The encoding process takes 3 bytes (24 bits) of input and produces 4 Base64 characters (24 bits ÷ 6 bits per character = 4). This is why Base64-encoded output is always about 33% larger than the original data.

Why Base64 exists at all

Most text-based protocols — email (SMTP), HTTP headers, URLs — were designed to handle ASCII text, not arbitrary binary data. When you need to send a binary file (an image, a PDF, a compiled executable) through one of these systems, you need to convert it into characters those systems won't mangle.

Base64 solves this. It converts any binary sequence into a predictable set of safe ASCII characters that survive transport through text-based systems. The receiver decodes it back to the original bytes.

Where you'll actually encounter it

HTTP Basic Authentication. When a client authenticates with a username and password using Basic Auth, the credentials are formatted as username:password and Base64-encoded, then sent in the Authorization header like this:

Authorization: Basic dXNlcjpwYXNzd29yZA==

That encoded string is not encrypted. Anyone who can see the HTTP header can decode it immediately. This is why Basic Auth must always be used over HTTPS — the TLS layer provides the actual protection.

JWT tokens. A JSON Web Token consists of three Base64url-encoded parts separated by dots. The header and payload are just Base64-encoded JSON. If you have a JWT, you can read the payload without any key. The signature part is what provides verification that the token hasn't been tampered with — but it doesn't hide the contents.

Email attachments (MIME). Email attachments are Base64-encoded in the message body so they can pass through SMTP servers that only handle text. When your email client "downloads" an attachment, it's decoding Base64.

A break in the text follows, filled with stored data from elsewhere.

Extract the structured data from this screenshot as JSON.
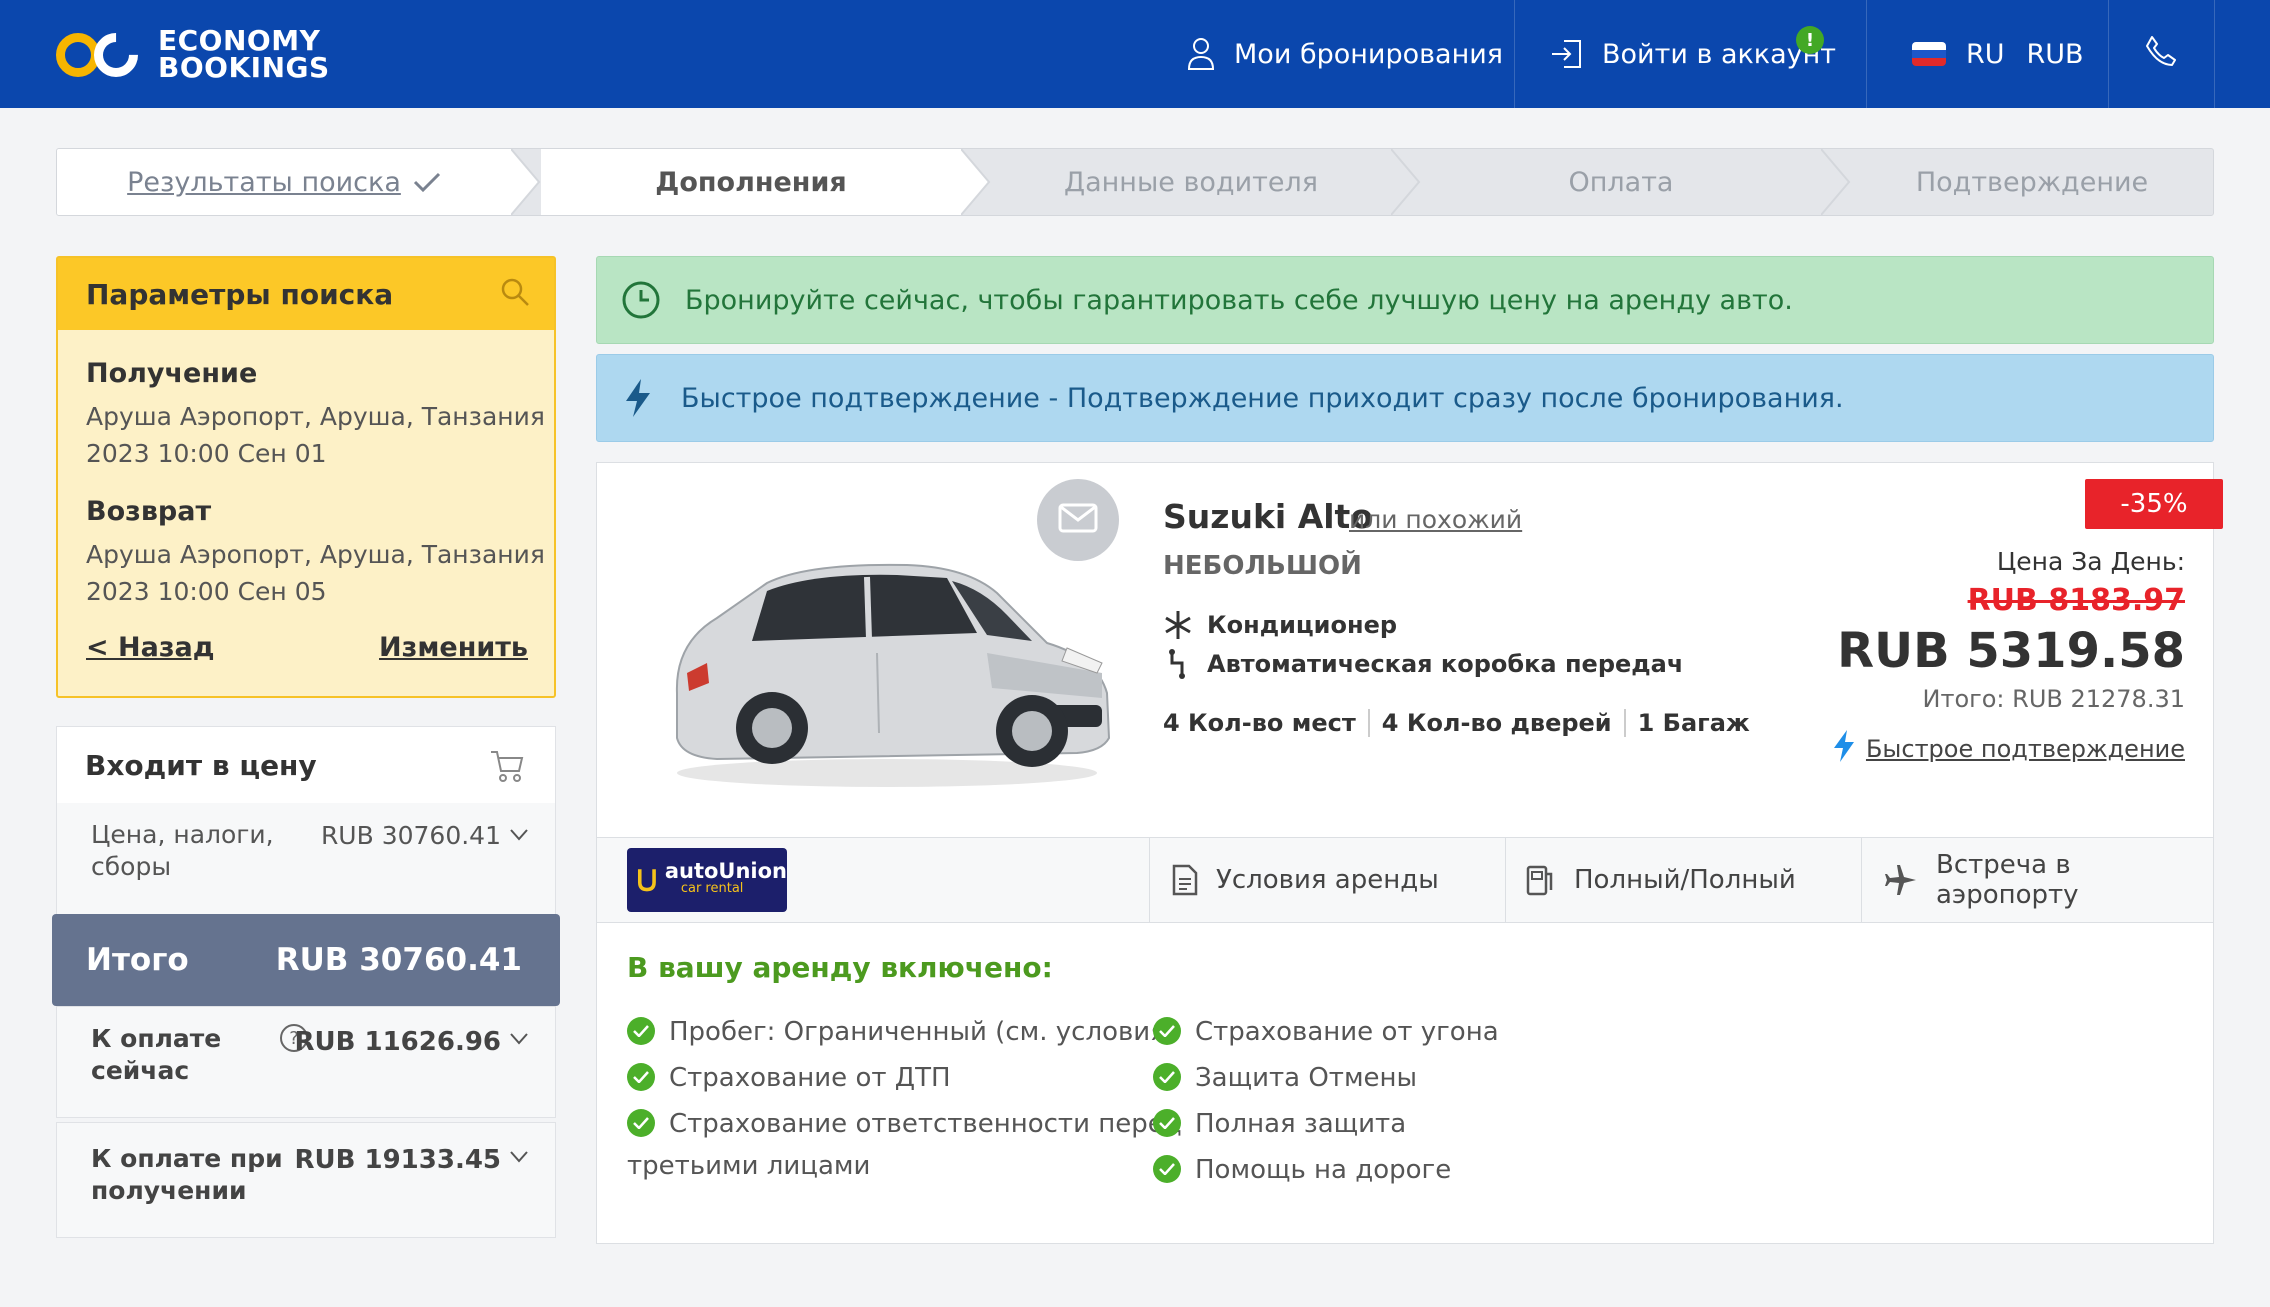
{
  "header": {
    "logo_line1": "ECONOMY",
    "logo_line2": "BOOKINGS",
    "my_bookings": "Мои бронирования",
    "login": "Войти в аккаунт",
    "login_badge": "!",
    "language": "RU",
    "currency": "RUB"
  },
  "steps": [
    {
      "label": "Результаты поиска",
      "state": "done"
    },
    {
      "label": "Дополнения",
      "state": "active"
    },
    {
      "label": "Данные водителя",
      "state": "pending"
    },
    {
      "label": "Оплата",
      "state": "pending"
    },
    {
      "label": "Подтверждение",
      "state": "pending"
    }
  ],
  "search": {
    "title": "Параметры поиска",
    "pickup_label": "Получение",
    "pickup_location": "Аруша Аэропорт, Аруша, Танзания",
    "pickup_datetime": "2023 10:00 Сен 01",
    "return_label": "Возврат",
    "return_location": "Аруша Аэропорт, Аруша, Танзания",
    "return_datetime": "2023 10:00 Сен 05",
    "back_link": "< Назад",
    "change_link": "Изменить"
  },
  "price_summary": {
    "title": "Входит в цену",
    "row_label_1": "Цена, налоги,",
    "row_label_2": "сборы",
    "row_value": "RUB 30760.41",
    "total_label": "Итого",
    "total_value": "RUB 30760.41",
    "pay_now_label_1": "К оплате",
    "pay_now_label_2": "сейчас",
    "pay_now_value": "RUB 11626.96",
    "pay_later_label_1": "К оплате при",
    "pay_later_label_2": "получении",
    "pay_later_value": "RUB 19133.45"
  },
  "alerts": {
    "green": "Бронируйте сейчас, чтобы гарантировать себе лучшую цену на аренду авто.",
    "blue": "Быстрое подтверждение - Подтверждение приходит сразу после бронирования."
  },
  "car": {
    "name": "Suzuki Alto",
    "or_similar": "или похожий",
    "category": "НЕБОЛЬШОЙ",
    "feature_ac": "Кондиционер",
    "feature_gearbox": "Автоматическая коробка передач",
    "seats": "4 Кол-во мест",
    "doors": "4 Кол-во дверей",
    "bags": "1 Багаж",
    "discount": "-35%",
    "price_label": "Цена За День:",
    "old_price": "RUB 8183.97",
    "new_price": "RUB 5319.58",
    "total": "Итого: RUB 21278.31",
    "quick_confirm": "Быстрое подтверждение",
    "supplier_name": "autoUnion",
    "supplier_sub": "car rental"
  },
  "tabs": {
    "terms": "Условия аренды",
    "fuel": "Полный/Полный",
    "meet": "Встреча в аэропорту"
  },
  "included": {
    "title": "В вашу аренду включено:",
    "left": [
      "Пробег: Ограниченный (см. условия)",
      "Страхование от ДТП",
      "Страхование ответственности перед",
      "третьими лицами"
    ],
    "right": [
      "Страхование от угона",
      "Защита Отмены",
      "Полная защита",
      "Помощь на дороге"
    ]
  },
  "colors": {
    "header_bg": "#0b47ad",
    "accent_yellow": "#fcc827",
    "discount_red": "#e8232a",
    "check_green": "#4caf2a"
  }
}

Data URIs. To embed an image directly in HTML or CSS without a separate file request, you Base64-encode it and use it as a data URI:

background-image: url('data:image/png;base64,iVBORw0KGgo...');

This is legitimate and common for small icons and inline assets.

Standard Base64 vs URL-safe Base64

Standard Base64 uses + and /, which have special meaning in URLs (+ is a space in query strings, / is a path separator). Using standard Base64 in a URL will break things.

URL-safe Base64 (also called Base64url) replaces + with - and / with _. JWTs use Base64url for this reason. When decoding a JWT payload manually, you may need to convert from Base64url to standard Base64 first by swapping those characters back.

Common mistakes

Thinking it's encryption. It is not. If you need to protect data, use actual encryption (AES, RSA, TLS). Base64 is purely a transport/storage encoding.

Double-encoding. Taking a string that's already Base64, encoding it again, and wondering why the decoder gives unexpected output is a common debugging headache. When in doubt, try decoding once and inspecting the result before re-encoding.

Forgetting padding. Base64 output length must be a multiple of 4, padded with = characters. Some implementations strip padding, which can cause errors when decoding. If you get a "invalid Base64" error on something that looks mostly right, try adding = or == to the end.

Encoding entire files in browser-based tools. Base64 is about 33% larger than the original binary. Encoding a 10 MB file gives you a 13+ MB string. Most browser tools handle text input; for binary files you need a dedicated file-based encoder.

Quick reference: encoding by hand

Take the text hi:

• ASCII bytes: 104, 105
• Binary: 01101000 01101001
• Grouped into 6-bit chunks: 011010 000110 1001xx (padded to 3 groups of 6)
• Base64 characters: a, G, k, and = for padding
• Result: aGk=

You don't need to do this by hand. But understanding the mechanics removes the mystery.